Type | Public Liberal Arts |
---|---|
Established | 1971 |
Endowment | $14.5 million |
President | Merodie A. Hancock |
Academic staff
|
198 full time and 1,206 part time |
Undergraduates | 18,656 |
Postgraduates | 1128 |
Location | Saratoga Springs, New York, USA (administrative offices) |
Campus | 34 locations across the state of New York |
Affiliations | State University of New York |
Website | http://www.esc.edu/ |
Empire State College, one of the 13 arts and science colleges of the State University of New York, is a multi-site institution offering associate, bachelor's, and master's degrees, and distance degrees worldwide through the Center for Distance Learning. The School for Graduate Studies offers master's degrees. Empire State College's Center for International Programs also has special programs for students in Lebanon through the American University of Science and Technology, Czech Republic, and Greece. From 2005 to until 2010, Empire State College and Anadolu University in Turkey offered a joint MBA program. It also has arranged learning opportunities with UAW-Ford University, United Steelworkers of America, Corporate Noncredit Training, eArmyU, Navy College Program and the International Brotherhood of Electrical Workers (Local Union #3).
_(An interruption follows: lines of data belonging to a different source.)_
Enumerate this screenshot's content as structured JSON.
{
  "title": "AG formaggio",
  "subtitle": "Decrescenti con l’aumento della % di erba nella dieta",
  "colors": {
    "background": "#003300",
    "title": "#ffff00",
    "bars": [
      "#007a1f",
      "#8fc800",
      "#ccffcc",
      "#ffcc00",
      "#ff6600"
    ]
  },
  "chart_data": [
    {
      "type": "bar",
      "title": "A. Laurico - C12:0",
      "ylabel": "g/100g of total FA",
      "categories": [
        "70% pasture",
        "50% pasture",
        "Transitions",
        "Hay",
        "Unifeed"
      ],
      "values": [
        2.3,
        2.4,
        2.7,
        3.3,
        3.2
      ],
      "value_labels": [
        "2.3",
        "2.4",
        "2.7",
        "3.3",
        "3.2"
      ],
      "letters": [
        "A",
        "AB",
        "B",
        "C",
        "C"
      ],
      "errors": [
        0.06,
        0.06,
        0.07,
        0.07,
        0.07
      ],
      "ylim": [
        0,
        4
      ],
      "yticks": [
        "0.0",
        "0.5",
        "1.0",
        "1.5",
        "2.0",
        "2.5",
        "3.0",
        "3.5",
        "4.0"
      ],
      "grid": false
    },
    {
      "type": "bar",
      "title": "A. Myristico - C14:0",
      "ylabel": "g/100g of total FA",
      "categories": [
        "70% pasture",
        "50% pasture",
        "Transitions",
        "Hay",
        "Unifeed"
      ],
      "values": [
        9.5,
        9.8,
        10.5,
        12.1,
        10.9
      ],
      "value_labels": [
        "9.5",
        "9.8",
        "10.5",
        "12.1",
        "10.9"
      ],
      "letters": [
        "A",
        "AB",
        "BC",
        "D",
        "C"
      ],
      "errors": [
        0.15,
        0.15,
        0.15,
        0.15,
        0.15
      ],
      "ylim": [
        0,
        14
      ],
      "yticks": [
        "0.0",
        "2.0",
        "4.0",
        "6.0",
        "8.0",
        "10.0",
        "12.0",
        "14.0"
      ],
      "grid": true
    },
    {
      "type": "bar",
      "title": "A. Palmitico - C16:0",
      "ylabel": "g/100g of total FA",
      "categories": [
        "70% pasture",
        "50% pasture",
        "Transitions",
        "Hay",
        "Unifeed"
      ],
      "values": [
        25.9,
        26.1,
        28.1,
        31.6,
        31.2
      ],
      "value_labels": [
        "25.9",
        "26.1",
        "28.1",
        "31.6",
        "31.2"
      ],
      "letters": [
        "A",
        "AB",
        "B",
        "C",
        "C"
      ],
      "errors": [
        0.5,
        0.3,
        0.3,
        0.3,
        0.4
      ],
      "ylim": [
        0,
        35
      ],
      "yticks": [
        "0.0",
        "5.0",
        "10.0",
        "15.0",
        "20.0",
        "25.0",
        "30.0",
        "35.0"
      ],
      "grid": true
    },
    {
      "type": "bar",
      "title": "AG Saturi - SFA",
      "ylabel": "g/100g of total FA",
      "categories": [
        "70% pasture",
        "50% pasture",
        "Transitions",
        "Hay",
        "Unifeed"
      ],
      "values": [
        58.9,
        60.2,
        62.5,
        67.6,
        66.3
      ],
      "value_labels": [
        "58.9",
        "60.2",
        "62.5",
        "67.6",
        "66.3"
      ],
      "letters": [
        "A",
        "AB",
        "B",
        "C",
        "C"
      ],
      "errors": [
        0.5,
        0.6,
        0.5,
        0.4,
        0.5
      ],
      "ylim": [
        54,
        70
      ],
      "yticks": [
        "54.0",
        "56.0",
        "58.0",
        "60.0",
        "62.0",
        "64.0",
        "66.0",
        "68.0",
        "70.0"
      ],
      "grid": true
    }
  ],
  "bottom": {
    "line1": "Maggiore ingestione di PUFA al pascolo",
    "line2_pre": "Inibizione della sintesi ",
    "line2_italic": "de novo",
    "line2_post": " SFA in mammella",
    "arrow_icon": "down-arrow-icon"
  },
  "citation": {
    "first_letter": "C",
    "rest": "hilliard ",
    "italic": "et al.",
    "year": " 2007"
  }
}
The College is accredited by the Middle States Commission on Higher Education. Empire State College administrative offices are located in Saratoga Springs, New York.
Empire State College was designed by then SUNY Chancellor Ernest Boyer in a document titled "Prospectus for a New University College." In 1971, Ernest L. Boyer, chancellor of the State University of New York, conceived a new college for the state’s public university: a college dedicated to adult, student-centered education. Empire State College would invite people into higher education by removing impediments to access such as time, location, institutional processes, and even curricular custom, as well as habits of learning and teaching. Students individually would define their academic needs, purposes and efforts. The college would be flexible in supporting them, through its faculty, policies and procedures, to achieve demonstrable college-level learning. This is the animating idea and the root of Empire State College.